SPOKANE, Wash. -- Brooke Castile and Ben Okolski's breakthrough was worth the wait.
The couple won their first pairs title in the U.S. Figure Skating Championships on Friday, surging past defending champs Rena Inoue and John Baldwin with an innovative and solid performance.
"Unbelievable. It feels great. It's everything we wanted to do this year," Castile said. "It feels good. It feels really good."
Castile and Okolski were third after the short program, but they jumped ahead with a total score of 178.40 points. That was enough to put them in front of Inoue and Baldwin, who blew their chance at a third national title with two major mistakes, including a crash on their trademark throw triple axel.
Inoue and Baldwin finished with 178.15 points.

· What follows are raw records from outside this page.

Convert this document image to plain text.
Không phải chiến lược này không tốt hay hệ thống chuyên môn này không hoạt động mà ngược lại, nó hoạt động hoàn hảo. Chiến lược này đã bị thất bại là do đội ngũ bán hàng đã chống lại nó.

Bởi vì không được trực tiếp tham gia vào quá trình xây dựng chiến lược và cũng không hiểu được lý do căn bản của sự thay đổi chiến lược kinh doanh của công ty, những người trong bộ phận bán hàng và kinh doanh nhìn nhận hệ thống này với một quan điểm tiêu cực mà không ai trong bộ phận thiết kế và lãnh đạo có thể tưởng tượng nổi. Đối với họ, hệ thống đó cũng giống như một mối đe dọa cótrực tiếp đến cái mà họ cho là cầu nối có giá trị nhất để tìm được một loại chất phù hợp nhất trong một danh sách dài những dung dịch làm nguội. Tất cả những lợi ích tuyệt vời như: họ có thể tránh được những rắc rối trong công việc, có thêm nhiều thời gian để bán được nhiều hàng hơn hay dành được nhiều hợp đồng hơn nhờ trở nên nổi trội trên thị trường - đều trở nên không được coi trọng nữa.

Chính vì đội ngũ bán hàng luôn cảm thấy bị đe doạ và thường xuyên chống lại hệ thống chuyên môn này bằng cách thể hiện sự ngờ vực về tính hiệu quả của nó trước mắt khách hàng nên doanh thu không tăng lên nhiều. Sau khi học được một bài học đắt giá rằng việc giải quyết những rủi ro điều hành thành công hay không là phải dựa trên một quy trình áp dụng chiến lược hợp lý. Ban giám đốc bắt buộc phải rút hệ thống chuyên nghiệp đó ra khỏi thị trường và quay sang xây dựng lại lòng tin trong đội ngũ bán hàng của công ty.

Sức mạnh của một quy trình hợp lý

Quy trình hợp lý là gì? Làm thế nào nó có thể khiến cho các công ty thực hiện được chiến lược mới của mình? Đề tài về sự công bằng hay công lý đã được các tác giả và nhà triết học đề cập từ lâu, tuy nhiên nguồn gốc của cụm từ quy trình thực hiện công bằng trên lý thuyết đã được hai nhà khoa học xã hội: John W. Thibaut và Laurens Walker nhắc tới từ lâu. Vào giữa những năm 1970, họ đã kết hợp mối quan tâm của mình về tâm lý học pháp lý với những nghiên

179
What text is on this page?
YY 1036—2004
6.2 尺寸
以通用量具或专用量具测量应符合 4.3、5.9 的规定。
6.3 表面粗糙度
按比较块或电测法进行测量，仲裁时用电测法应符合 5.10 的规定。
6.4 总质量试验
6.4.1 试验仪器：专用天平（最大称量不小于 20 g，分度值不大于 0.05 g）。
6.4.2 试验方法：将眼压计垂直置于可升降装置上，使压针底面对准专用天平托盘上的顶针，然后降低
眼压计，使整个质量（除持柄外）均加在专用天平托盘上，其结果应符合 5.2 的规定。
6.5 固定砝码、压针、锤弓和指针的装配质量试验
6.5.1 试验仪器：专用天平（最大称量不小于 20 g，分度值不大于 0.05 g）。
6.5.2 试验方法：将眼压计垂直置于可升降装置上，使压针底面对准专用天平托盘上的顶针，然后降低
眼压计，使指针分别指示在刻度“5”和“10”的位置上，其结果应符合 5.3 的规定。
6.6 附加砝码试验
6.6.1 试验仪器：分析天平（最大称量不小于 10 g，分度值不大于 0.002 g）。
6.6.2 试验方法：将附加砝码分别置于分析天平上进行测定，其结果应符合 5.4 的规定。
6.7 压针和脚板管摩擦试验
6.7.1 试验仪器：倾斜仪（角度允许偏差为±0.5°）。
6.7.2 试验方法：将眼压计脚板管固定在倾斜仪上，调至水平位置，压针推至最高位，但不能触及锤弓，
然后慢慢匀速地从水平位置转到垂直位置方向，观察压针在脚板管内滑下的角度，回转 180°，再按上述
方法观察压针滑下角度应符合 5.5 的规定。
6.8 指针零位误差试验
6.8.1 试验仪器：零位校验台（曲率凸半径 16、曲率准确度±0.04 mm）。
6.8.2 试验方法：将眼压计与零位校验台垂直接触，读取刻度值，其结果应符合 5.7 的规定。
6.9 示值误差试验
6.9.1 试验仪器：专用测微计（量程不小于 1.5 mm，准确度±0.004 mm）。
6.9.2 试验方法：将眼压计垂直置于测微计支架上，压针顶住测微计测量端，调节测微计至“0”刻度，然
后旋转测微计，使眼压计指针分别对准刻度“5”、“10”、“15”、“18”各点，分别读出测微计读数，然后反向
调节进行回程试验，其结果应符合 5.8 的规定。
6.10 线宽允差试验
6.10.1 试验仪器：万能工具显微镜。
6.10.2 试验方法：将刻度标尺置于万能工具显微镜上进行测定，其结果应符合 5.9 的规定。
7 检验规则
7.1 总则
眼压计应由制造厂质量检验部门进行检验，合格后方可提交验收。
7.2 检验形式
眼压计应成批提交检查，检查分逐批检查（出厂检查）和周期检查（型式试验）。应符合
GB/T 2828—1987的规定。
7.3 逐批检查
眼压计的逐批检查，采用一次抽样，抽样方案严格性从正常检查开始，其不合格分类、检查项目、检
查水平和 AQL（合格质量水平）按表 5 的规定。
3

Naomi Nari Nam and Themi Leftheris dropped to a distant third after missing both of their throws.
"This nationals was the toughest for us," Inoue said. "Today it wasn't our day, but we have to accept it. We'll go home and train hard. Fortunately we made the world team."
American pairs has been a wasteland for much of the last decade. Most teams had all the staying power of Britney Spears and Kevin Federline, splitting after one poor showing at nationals. Those that stayed together were barely in the same rink as the Chinese and Europeans when it came to technical ability.
Even when Inoue and Baldwin landed the world's first throw triple axel, it wasn't enough to scare anybody.
But Castile and Okolski might change that.
They've already been together for five years, sticking it out even when they didn't see instant gratification in the results. They were eighth at nationals last year, and had to go through sectionals just to qualify for this year's event.
"It's a shock, but at the same time I feel it's something we've always wanted to attain," Castile said. "We have worked extremely hard this year. We're in a great program and we do everything we need to do to be here."
Skating to "Requeim for a Dream," they showed the kind of innovation and quality not seen very often on this side of the Atlantic. They were fast and smooth, and used their edges the way skate inventors meant them to be.
They didn't settle for the usual tricks, either. Their triple twist was spectacular, so huge he had time to lace up his skates before he caught her again. Their entry into the throw triple salchow was a dance lift, making the trick even harder.
What stood out most, though, was his footwork during their lifts. He skated so quietly and with such even speed that it was hard to tell he was carrying another person above him.
They were a little out of unison on their footwork and side-by-side spins, and they'll need to do side-by-side triple jumps to have any chance of being in contention at the world championships.
They were doing triples earlier this season, but dropped them after Castile sprained her ankle.
"It wasn't consistent enough to put in," Okolski said. "It's definitely something we'll be looking at putting in for Four Continents and worlds."
Inoue and Baldwin were up after Castile and Okolski. Not only did they see the standing ovation the couple got, they heard the marks they'd have to beat.
After their first trick, it was clear they wouldn't be able to do it.
If Inoue and Baldwin are known for anything besides the throw triple axel, it's Baldwin falling on their side-by-side triple jumps. Sure enough, he crashed to the ice on a triple toe loop, taking their title hopes right along with him.
Inoue landed the throw triple axel on her feet, but couldn't hold on. She flipped off her edge and fell over, drawing a sympathetic "Oooh" from the crowd.
The errors also put them in jeopardy of losing a spot on the world team. Worlds are in Inoue's native Japan, and she's been looking forward to having all her friends and relatives see her skate.
But Nam and Leftheris, who were second after the short program, couldn't overtake their training partners. They're only in their second season together, and their inexperience showed as they missed both their throws.
"I'm a little disappointed, I'm not going to lie," Nam said. "We did very well in the opening and I think we got a little overwhelmed. We need to work on keeping our heads in place, and keeping it together for the whole program."